The US is grappling with its large budget deficit and controversial program of quantitative easing. 

To get a sense of what the market feels about all this, one can’t get the best picture by merely looking at the performance of the US dollar versus other currencies, said former Federal Reserve chief Alan Greenspan on CNBC.

Against the euro, for example, the US dollar hasn’t seen a sustained decline because the two are “almost equally flawed” currencies, said Greenspan.

Gold, however, doesn’t suffer from the same problems. Greenspan said gold has acted as a universally accepted form of payment throughout time; its value doesn’t depend on changeable conditions like collateral, backings, or signings.

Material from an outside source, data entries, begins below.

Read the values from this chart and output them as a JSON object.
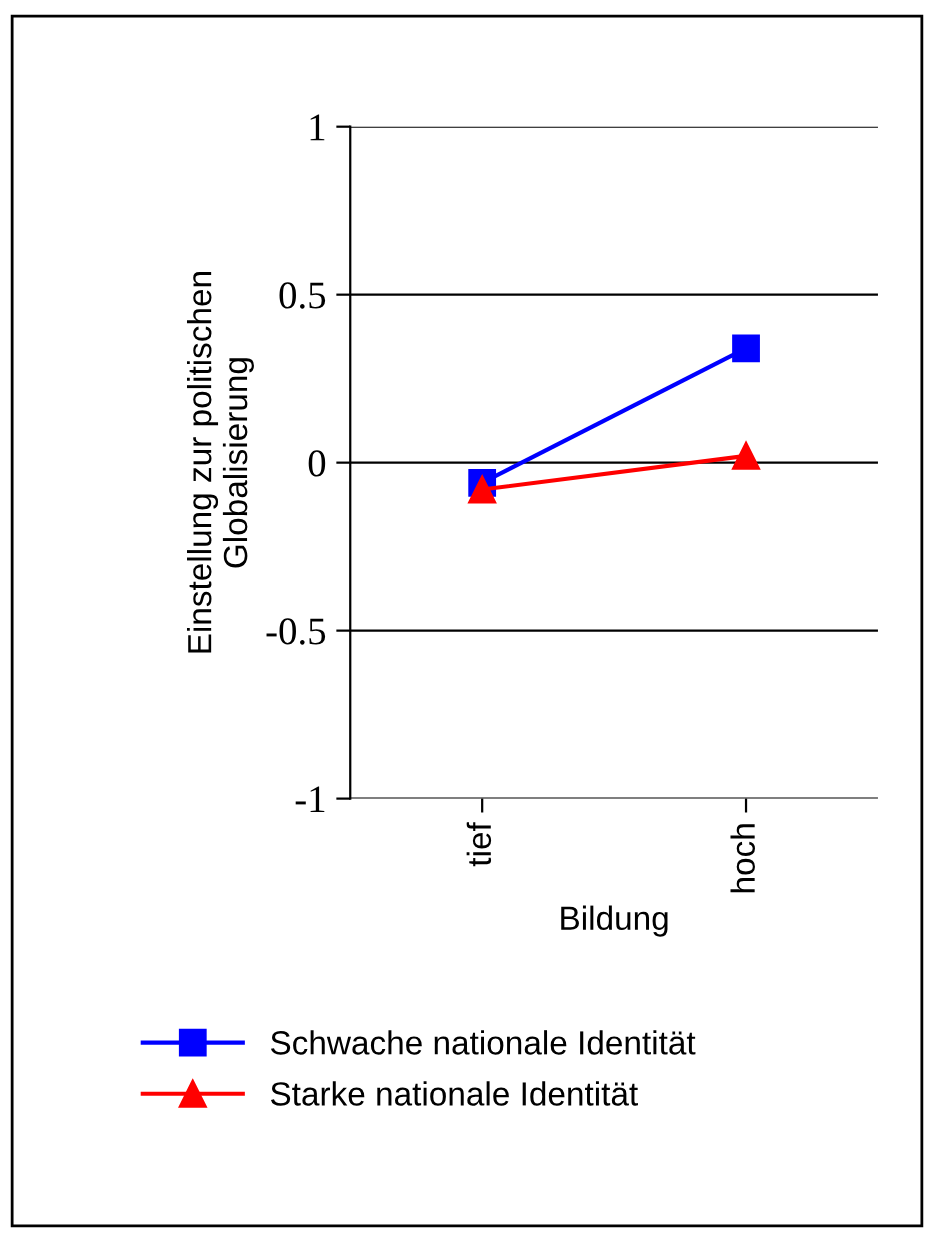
{
  "chart_data": {
    "type": "line",
    "xlabel": "Bildung",
    "ylabel": "Einstellung zur politischen\nGlobalisierung",
    "categories": [
      "tief",
      "hoch"
    ],
    "series": [
      {
        "name": "Schwache nationale Identität",
        "color": "#0000ff",
        "marker": "square",
        "values": [
          -0.06,
          0.34
        ]
      },
      {
        "name": "Starke nationale Identität",
        "color": "#ff0000",
        "marker": "triangle",
        "values": [
          -0.08,
          0.02
        ]
      }
    ],
    "ylim": [
      -1,
      1
    ],
    "yticks": [
      {
        "value": -1,
        "label": "-1"
      },
      {
        "value": -0.5,
        "label": "-0.5"
      },
      0,
      0.5,
      1
    ],
    "grid": "y",
    "legend": "bottom",
    "line_style": "solid"
  }
}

In fact, when currencies fail (like Germany’s did in WWII), the market naturally reverts to gold as an instrument of payment.

Against gold, the US dollar has been falling rapidly in recent years.

This shows that there are investors who are uncomfortable with what’s going on in the US (and the euro zone). Moreover, foreign central banks are among the buyers of gold, which reveal their lack of confidence.

If the world's central banks do indeed move away from the dollar, it could spell doom for the currency.

Nevertheless, Greenspan doesn’t think society has shown any indication of wanting to go back to the gold standard or replace fiat currency with gold.

However, to get a sense of confidence in currencies like the US dollar, “watching the price of gold isn’t too bad,” he said.